When three pitot heads are rendered inop due to external influences, in this case supposed icing of some description, the design represent a single point of failure.
So let's put four pitot heads on there. From there I can amend what you wrote:
When four pitot heads are rendered inop due to external influences, in this case supposed icing of some description, the design represent a single point of failure.
We can play this game all day long. Four pitot tubes isn't enough, let's put five, five pitot tubes ... ... ... Fifty pitot tubes isn't enough... blah blah blah. You can keep adding more and more of anything to prevent any failure but it's not practical.
Great point Graybeard. I'm still trying to figure out why a system with five computers, quadruply redundant, only had 3 pitots and statics, double redundancy. Plenty of lesser planes have four pitots.
Five computers are there for redudancy of the computers, not the airspeed system. You need to keep in mind that the supreme fear of everyone with FBW systems (prior to the supreme fear of pitot tubes and computers acting strangly) is computers FAILING in flight.
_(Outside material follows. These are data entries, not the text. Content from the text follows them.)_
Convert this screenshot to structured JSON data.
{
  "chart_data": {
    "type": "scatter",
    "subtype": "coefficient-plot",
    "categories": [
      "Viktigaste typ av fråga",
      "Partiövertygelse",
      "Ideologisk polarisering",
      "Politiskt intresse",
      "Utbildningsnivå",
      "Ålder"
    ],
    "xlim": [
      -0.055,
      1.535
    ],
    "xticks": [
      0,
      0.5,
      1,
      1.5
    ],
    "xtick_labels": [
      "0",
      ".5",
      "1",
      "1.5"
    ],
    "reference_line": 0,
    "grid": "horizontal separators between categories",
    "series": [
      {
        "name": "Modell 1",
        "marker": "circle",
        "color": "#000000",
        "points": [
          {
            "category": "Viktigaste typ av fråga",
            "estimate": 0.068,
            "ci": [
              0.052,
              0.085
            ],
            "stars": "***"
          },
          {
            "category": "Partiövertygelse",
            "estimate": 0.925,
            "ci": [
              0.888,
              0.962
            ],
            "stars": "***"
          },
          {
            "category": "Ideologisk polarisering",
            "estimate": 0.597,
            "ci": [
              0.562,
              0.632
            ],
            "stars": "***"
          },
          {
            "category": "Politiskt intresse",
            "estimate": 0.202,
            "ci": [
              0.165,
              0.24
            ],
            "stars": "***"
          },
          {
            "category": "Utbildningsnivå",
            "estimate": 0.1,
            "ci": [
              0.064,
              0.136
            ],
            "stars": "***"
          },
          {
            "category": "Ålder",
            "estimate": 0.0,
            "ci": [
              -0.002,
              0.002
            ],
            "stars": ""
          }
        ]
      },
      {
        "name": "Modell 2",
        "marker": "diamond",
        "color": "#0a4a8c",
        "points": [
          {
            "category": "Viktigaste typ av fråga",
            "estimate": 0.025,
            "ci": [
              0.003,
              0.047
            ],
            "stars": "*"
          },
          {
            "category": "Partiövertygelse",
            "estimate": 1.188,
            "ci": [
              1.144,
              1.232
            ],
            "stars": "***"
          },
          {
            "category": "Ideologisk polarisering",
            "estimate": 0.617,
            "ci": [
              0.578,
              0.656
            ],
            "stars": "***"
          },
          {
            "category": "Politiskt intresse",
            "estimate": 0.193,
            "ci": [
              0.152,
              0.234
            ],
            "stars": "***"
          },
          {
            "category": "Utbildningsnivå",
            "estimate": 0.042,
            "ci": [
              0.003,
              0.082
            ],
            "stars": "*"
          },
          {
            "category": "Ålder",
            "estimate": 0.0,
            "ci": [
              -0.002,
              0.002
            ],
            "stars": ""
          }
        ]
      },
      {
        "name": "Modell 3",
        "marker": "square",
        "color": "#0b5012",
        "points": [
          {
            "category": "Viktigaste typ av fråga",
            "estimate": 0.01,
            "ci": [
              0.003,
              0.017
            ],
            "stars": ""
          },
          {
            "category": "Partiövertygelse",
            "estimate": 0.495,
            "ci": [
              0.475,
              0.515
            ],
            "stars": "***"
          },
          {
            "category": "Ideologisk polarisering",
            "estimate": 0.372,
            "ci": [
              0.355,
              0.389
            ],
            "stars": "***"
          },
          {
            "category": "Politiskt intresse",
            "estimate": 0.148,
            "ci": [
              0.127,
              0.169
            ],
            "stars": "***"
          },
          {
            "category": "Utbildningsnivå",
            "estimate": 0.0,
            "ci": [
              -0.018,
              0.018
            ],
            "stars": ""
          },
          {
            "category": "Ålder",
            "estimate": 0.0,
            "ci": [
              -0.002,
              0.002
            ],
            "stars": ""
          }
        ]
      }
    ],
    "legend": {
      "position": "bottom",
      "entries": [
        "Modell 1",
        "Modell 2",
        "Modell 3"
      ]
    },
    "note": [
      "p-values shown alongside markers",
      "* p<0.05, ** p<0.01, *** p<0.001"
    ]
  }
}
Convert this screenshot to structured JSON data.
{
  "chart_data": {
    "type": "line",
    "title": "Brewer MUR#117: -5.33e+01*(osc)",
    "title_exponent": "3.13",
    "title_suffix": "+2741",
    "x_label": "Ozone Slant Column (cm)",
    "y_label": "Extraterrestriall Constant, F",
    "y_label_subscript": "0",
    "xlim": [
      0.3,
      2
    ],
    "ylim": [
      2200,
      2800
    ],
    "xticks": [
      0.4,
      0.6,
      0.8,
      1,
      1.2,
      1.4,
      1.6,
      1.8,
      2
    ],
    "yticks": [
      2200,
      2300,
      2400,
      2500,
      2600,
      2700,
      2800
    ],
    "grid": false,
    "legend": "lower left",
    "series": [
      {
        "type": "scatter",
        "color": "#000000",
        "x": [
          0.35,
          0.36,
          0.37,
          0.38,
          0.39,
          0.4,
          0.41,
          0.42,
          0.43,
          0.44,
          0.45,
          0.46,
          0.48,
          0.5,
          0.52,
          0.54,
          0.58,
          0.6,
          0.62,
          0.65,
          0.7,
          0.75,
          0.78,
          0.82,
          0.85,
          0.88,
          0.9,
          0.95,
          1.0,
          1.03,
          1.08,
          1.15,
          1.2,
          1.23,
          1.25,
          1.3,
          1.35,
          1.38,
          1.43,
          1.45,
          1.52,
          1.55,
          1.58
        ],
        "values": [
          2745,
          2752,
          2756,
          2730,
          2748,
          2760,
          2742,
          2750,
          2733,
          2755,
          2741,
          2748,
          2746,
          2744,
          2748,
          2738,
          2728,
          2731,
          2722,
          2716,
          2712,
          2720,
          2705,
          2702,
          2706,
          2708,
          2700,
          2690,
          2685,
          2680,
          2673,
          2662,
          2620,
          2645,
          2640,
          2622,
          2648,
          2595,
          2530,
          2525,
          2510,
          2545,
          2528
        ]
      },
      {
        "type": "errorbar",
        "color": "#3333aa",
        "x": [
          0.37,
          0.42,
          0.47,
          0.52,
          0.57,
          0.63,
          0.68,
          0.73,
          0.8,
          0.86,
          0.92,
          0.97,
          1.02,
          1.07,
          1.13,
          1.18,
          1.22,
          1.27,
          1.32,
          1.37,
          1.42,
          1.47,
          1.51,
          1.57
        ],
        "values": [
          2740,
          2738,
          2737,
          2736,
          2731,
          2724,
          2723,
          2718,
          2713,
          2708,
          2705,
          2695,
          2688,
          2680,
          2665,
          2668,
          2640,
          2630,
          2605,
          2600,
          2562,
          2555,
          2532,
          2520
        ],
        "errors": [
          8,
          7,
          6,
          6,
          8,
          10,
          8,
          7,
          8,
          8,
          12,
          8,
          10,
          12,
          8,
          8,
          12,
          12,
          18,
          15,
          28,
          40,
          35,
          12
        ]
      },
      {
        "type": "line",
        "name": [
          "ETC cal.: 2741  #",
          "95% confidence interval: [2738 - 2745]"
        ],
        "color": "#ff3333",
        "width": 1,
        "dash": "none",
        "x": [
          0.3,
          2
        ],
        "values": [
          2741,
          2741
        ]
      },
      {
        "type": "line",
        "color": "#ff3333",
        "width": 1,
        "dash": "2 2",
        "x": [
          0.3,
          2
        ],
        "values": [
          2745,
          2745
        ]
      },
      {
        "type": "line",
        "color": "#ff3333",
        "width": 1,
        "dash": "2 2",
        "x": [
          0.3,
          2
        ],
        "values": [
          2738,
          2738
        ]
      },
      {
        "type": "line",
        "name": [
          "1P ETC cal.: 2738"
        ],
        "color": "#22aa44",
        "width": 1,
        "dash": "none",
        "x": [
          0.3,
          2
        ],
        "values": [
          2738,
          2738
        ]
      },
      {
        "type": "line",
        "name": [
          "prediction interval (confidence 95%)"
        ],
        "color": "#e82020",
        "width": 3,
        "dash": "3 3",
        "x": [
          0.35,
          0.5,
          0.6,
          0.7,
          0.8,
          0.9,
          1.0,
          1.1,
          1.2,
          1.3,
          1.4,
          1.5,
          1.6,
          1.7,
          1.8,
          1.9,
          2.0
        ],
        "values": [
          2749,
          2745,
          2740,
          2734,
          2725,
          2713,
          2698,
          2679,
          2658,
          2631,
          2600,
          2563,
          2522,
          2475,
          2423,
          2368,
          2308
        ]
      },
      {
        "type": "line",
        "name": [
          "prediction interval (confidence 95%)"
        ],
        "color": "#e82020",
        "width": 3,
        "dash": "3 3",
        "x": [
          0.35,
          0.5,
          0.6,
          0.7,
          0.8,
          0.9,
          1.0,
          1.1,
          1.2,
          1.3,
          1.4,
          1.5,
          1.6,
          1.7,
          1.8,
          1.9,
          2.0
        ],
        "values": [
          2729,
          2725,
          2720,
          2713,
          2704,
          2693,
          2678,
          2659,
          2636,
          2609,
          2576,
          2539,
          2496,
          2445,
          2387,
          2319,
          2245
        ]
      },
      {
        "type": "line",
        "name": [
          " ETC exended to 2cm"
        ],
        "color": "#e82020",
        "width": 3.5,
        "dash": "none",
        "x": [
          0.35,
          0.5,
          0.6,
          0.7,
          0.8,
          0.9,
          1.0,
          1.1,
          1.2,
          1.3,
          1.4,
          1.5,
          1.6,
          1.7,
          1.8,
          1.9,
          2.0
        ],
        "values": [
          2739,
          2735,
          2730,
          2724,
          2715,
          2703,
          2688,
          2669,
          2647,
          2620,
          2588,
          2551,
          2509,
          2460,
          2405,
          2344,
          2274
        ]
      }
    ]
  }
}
Analogous to cables snapping in flight in a mechanical system.
Or couldn't he have ignored the drop of two and relied on the one not changing rate?? Instead there is 'Disagree' when one might have been 'reliable'?? That one could remain servicable but be dropped as a disagreeble partner means there aren't actually three independent samplers?? IOW, could a 'pair' be 1,1a, where a is two seconds ago, meaning consistency? After all, stability can be sampled as well as rate of change, or fault.
I find this statement amusing coming from you. You're asking a computer to determine which airspeed sensor is reliable? This is a situation where (as a designer of control systems) I would be running away as fast as I could. Unless I have a good model of what is happening I wouldn't want to be designing logic to figure out which one is right. The idea of the triple redudant system is that you can use a very simple model to determine which is right. The system will fail in an obvious way and independently of others in the voting pool. If you have to resort to examining each sensor for cues of failure you are probably going to have far too many false positives. I'd punt this to pilots who, even poorly trained, are probably more reliable than my system.
Couldn't Otto have been made smart enough to recognize a drop in all three measured airspeeds with little or no change of angle of attack? He should be able to fly pitch and power as good as a pilot could.
I'd think this would be a good idea too. Since it's not done, I'd assume there is a reason. I have noticed a tendency to keep sensors separate rather than try to crosscheck values with other sensors in a tangential way. I also don't know why autopilots don't fly pitch. This is a very common system for UAVs, this is used in every autopilot where I work. These are both very good questions.